Thread: ci: Macos failures due to MacPorts behaviour change

ci: Macos failures due to MacPorts behaviour change

From
Andres Freund
Date:
Hi,

I noticed that CI tasks on the postgres' github repo fail for some branches on
macos [1].

Initially I thought the problem was related to some outdated cache of the
macports installation. And indeed clearing that out does fix the issue - but
only temporarily and fixing one branch would cause some others to fail.

A fair bit of debugging later I realized that the problem is due to
src/tools/ci/ci_macports_packages.sh not actually installing missing packages
unless starting without a cache.

The cache key for the macports installation currently does not include the
major version. However, the md5 of src/tools/ci/ci_macports_packages.sh is
included in the cache key, and 17+ have a typo fix, leading to a different
cache key.

Whenever the cache was built with 15, 16 would fail, because gmake was
installed but not meson. And vice versa. It gets worse, see further down.


While we could fix the issue by including the major version in the key, that'd
only be a partial fix, because the goal is to be able to adjust the list of
packages.

The reason src/tools/ci/ci_macports_packages.sh does not "incrementally"
install new packages anymore is that port setrequested changed it's error
behaviour:

port setrequested $package errors out if $package is not installed. In the
past this was also true if multiple packages were passed in. However, now an
error is only raised if the first package is not installed:

andres@m4-dev ~ % sudo port -v setrequested bzip2 libiconv non-existing-package; echo $?
Setting requested flag for bzip2 @1.0.8_0 to 1
Setting requested flag for libiconv @1.17_0 to 1
0

andres@m4-dev ~ % sudo port -v setrequested non-existing-package bzip2 libiconv; echo $?
Error: non-existing-package is not installed
1

This means that src/tools/ci/ci_macports_packages.sh would only enter the
install-a-missing-package path if the first mentioned package was missing. As
the first package did not change between 15 and 16, we'd never install the
missing gmake/meson.

What's worse, because the remove-unneeded-packages path *does* work, we
eventually end up with a cache that has neither gmake nor meson installed
causing both 15 and 16 to fail.


The easiest fix I can see is to simply loop over the to-be-installed installed
packages and mark them as installed one-by-one. That's a few seconds slower,
but that's not too bad.  Anyone got a better idea?

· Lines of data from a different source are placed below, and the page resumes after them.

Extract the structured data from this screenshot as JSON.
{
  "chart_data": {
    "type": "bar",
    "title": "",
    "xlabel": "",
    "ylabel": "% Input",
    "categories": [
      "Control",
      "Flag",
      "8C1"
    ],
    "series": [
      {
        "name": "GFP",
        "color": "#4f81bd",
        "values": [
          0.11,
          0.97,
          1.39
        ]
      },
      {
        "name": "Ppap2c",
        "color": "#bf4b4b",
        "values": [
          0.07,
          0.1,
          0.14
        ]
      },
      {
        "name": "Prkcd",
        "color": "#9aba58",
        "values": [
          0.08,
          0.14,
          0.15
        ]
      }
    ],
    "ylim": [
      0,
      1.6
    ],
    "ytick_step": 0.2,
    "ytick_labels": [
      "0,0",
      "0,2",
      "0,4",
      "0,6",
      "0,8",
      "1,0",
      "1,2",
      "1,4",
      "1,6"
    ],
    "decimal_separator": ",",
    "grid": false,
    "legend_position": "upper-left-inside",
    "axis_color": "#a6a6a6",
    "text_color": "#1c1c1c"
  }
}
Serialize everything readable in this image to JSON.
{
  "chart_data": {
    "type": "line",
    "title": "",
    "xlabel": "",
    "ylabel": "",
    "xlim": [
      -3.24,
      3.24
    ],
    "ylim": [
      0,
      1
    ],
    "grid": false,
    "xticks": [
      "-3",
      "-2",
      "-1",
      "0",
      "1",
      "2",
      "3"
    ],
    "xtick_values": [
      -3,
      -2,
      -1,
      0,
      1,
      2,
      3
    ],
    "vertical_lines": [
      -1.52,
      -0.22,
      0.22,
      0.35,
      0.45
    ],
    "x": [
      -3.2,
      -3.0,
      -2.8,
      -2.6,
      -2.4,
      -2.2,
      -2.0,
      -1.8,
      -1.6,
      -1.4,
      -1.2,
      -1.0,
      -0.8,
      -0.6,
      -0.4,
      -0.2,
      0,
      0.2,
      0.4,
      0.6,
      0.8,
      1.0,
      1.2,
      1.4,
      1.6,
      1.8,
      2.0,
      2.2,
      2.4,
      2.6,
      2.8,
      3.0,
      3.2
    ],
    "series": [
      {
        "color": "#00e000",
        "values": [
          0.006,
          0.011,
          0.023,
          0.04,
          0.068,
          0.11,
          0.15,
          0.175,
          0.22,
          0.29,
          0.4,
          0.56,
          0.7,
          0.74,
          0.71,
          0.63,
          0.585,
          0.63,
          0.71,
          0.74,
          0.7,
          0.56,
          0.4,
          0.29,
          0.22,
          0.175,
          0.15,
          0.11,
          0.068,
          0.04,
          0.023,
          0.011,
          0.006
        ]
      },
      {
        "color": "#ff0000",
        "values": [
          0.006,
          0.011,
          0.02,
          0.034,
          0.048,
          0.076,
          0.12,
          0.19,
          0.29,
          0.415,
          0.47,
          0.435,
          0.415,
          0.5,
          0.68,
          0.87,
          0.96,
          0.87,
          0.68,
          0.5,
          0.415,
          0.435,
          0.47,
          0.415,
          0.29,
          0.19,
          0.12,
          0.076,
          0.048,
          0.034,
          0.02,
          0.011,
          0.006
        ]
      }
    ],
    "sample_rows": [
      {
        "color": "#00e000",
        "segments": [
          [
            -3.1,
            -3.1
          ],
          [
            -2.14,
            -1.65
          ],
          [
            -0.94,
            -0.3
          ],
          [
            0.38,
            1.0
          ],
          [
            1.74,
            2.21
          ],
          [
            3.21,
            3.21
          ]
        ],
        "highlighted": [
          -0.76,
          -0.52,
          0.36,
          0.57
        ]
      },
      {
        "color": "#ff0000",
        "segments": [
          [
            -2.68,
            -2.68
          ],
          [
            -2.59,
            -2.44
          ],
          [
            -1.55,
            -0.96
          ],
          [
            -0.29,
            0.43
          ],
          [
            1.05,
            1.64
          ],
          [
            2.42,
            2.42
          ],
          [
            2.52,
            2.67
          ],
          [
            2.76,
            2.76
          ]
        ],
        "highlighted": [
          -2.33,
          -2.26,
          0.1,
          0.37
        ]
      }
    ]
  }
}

I'll try to report a bug to macports, but I suspect we ought to fix this for
CI before this is addressed via a new macports release.

Greetings,

Andres Freund

[1] https://cirrus-ci.com/github/postgres/postgres/



Re: ci: Macos failures due to MacPorts behaviour change

From
Andres Freund
Date:
Hi,

On 2024-11-21 14:24:26 +1300, Thomas Munro wrote:
> Oh, and yeah, we should include the branch name in the cache key.
> Something like the attached.

I think that'd be too granular - we'd end up with lots of copies of
effectively the same cache, but which won't exactly the same due to timestamps
and such.


> I guess the alternative would be to set the package list the same
> across all branches, even though they need different stuff, so they
> could share the same cache without fighting over it?

I don't think that'd work well either, imagine adding a new package to the
list...

The right approach probably is to include the list of packages in the key. A
bit annoying to change, because we'd need to move the list of packages to an
environment variable or file, but doable. I think something like

env:
  MACOS_PACKAGE_LIST: >-
    ccache
    icu
...
    fingerprint_script: |
      ...
      echo $MACOS_PACKAGE_LIST
    ...
  setup_additional_packages_script: |
    sh src/tools/ci/ci_macports_packages.sh $MACOS_PACKAGE_LIST

should work?


> For some reason CI is not allowing me to
> see the output from macOS right now (?!) so I couldn't see what
> "Populate macports cache" printed out[1], but I think this should be
> right... will try again tomorrow.

I can see it for your link at the momemnt, fwiw.

Greetings,

Andres Freund



Re: ci: Macos failures due to MacPorts behaviour change

From
Andres Freund
Date:
Hi,

On 2024-11-27 16:33:02 +0300, Nazir Bilal Yavuz wrote:
> I think this is a nice solution and it worked successfully [1]. Now,
> REL_[17 | 16]_* and master branches use the same cache which is
> different from the REL_15_STABLE branch's cache.
> 
> In case you want to continue with this, the patches are attached. I
> merged 'using a loop in the install script' from Thomas' patch and the
> change above.

Thanks!  I added one comment and pushed it after giving it a spin myself.

Greetings,

Andres